Jewish Heritage: We have a magnificent Jewish heritage, which has enriched the civilization of every land. We shall aim to become imbued with an understanding and love of our Jewish culture so that we may be a conscious part of the people from whom we stem. We shall always strive to live up to the ideals, which are the essence of Jewish religious faith.
Community Service: We recognize our responsibility to render selfless service as citizens of the community in which we live.
Philanthropy: We shall always be concerned with the underprivileged and the distressed. We shall offer out help to those in need, recognizing that the ability to help others is a blessing and a responsibility.
Inter-faith relations: We represent one of the faiths that make up the diverse patterns of the world. We shall learn to understand and respect our neighbor.

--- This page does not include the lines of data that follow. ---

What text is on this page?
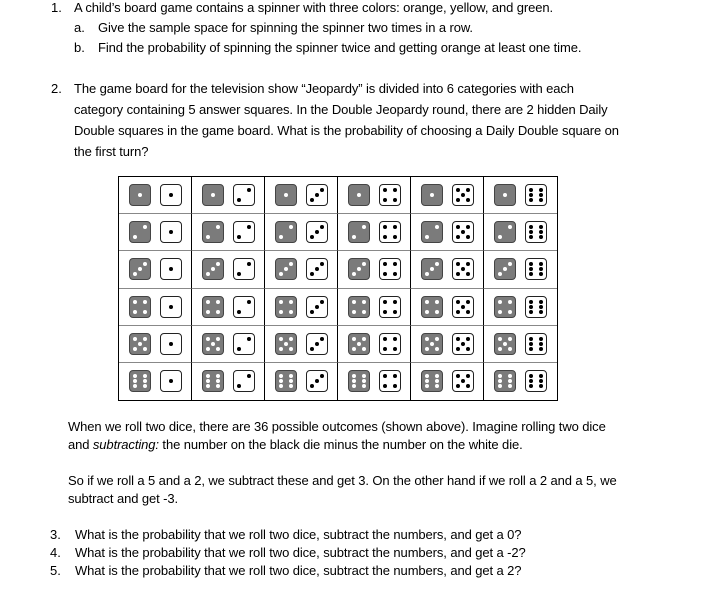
1. A child’s board game contains a spinner with three colors: orange, yellow, and green.
a. Give the sample space for spinning the spinner two times in a row.
b. Find the probability of spinning the spinner twice and getting orange at least one time.
2. The game board for the television show “Jeopardy” is divided into 6 categories with each
category containing 5 answer squares. In the Double Jeopardy round, there are 2 hidden Daily
Double squares in the game board. What is the probability of choosing a Daily Double square on
the first turn?
When we roll two dice, there are 36 possible outcomes (shown above). Imagine rolling two dice
and subtracting: the number on the black die minus the number on the white die.
So if we roll a 5 and a 2, we subtract these and get 3. On the other hand if we roll a 2 and a 5, we
subtract and get -3.
3. What is the probability that we roll two dice, subtract the numbers, and get a 0?
4. What is the probability that we roll two dice, subtract the numbers, and get a -2?
5. What is the probability that we roll two dice, subtract the numbers, and get a 2?
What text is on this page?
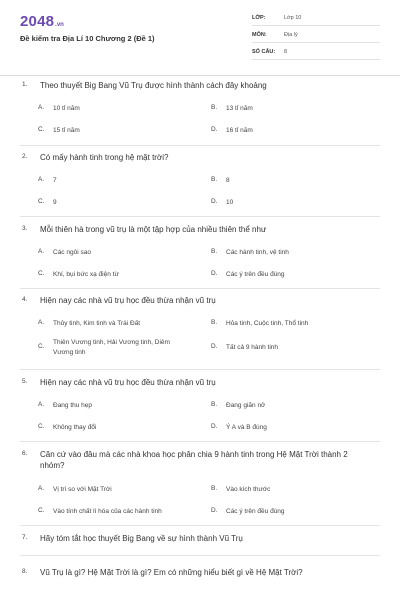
2048 .vn
Đề kiểm tra Địa Lí 10 Chương 2 (Đề 1)
LỚP:	Lớp 10
MÔN:	Địa lý
SỐ CÂU: 8
1. Theo thuyết Big Bang Vũ Trụ được hình thành cách đây khoảng
A. 10 tỉ năm	B. 13 tỉ năm
C. 15 tỉ năm	D. 16 tỉ năm
2. Có mấy hành tinh trong hệ mặt trời?
A. 7	B. 8
C. 9	D. 10
3. Mỗi thiên hà trong vũ trụ là một tập hợp của nhiều thiên thể như
A. Các ngôi sao	B. Các hành tinh, vệ tinh
C. Khí, bụi bức xạ điện từ	D. Các ý trên đều đúng
4. Hiện nay các nhà vũ trụ học đều thừa nhận vũ trụ
A. Thủy tinh, Kim tinh và Trái Đất	B. Hỏa tinh, Cuộc tinh, Thổ tinh
C.
Thiên Vương tinh, Hải Vương tinh, Diêm Vương tinh
D. Tất cả 9 hành tinh
5. Hiện nay các nhà vũ trụ học đều thừa nhận vũ trụ
A. Đang thu hẹp	B. Đang giãn nở
C. Không thay đổi	D. Ý A và B đúng
6. Căn cứ vào đâu mà các nhà khoa học phân chia 9 hành tinh trong Hệ Mặt Trời thành 2 nhóm?
A. Vị trí so với Mặt Trời	B. Vào kích thước
C. Vào tính chất lí hóa của các hành tinh	D. Các ý trên đều đúng
7. Hãy tóm tắt học thuyết Big Bang về sự hình thành Vũ Trụ
8. Vũ Trụ là gì? Hệ Mặt Trời là gì? Em có những hiểu biết gì về Hệ Mặt Trời?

We shall so live as individuals and groups that we may reflect credit upon the Jewish people.
Tradition: We shall try to exemplify in our home the finest of Jewish family traditions.
Good Sisterhood: We make possible the warmth and joy of good sisterhood through our association in Chapters. We shall respect the rights of each member. We shall make our Chapter a true example of democratic living so that companionship and friendship may endure.
Prayer for World Jewry: Lighting the candles is a privilege we engage in that displays the freedom we, as B’nai B’rith Girls, and as Jews are able to exhibit. However, there are Jews in our world who are not allowed to observe Judaism freely. Oppressed Jewry is a major concern in our society. The light that is burning so brightly is the light of hope. We hope that one day all oppressed Jews will be able to practice Judaism as freely as we are doing here today.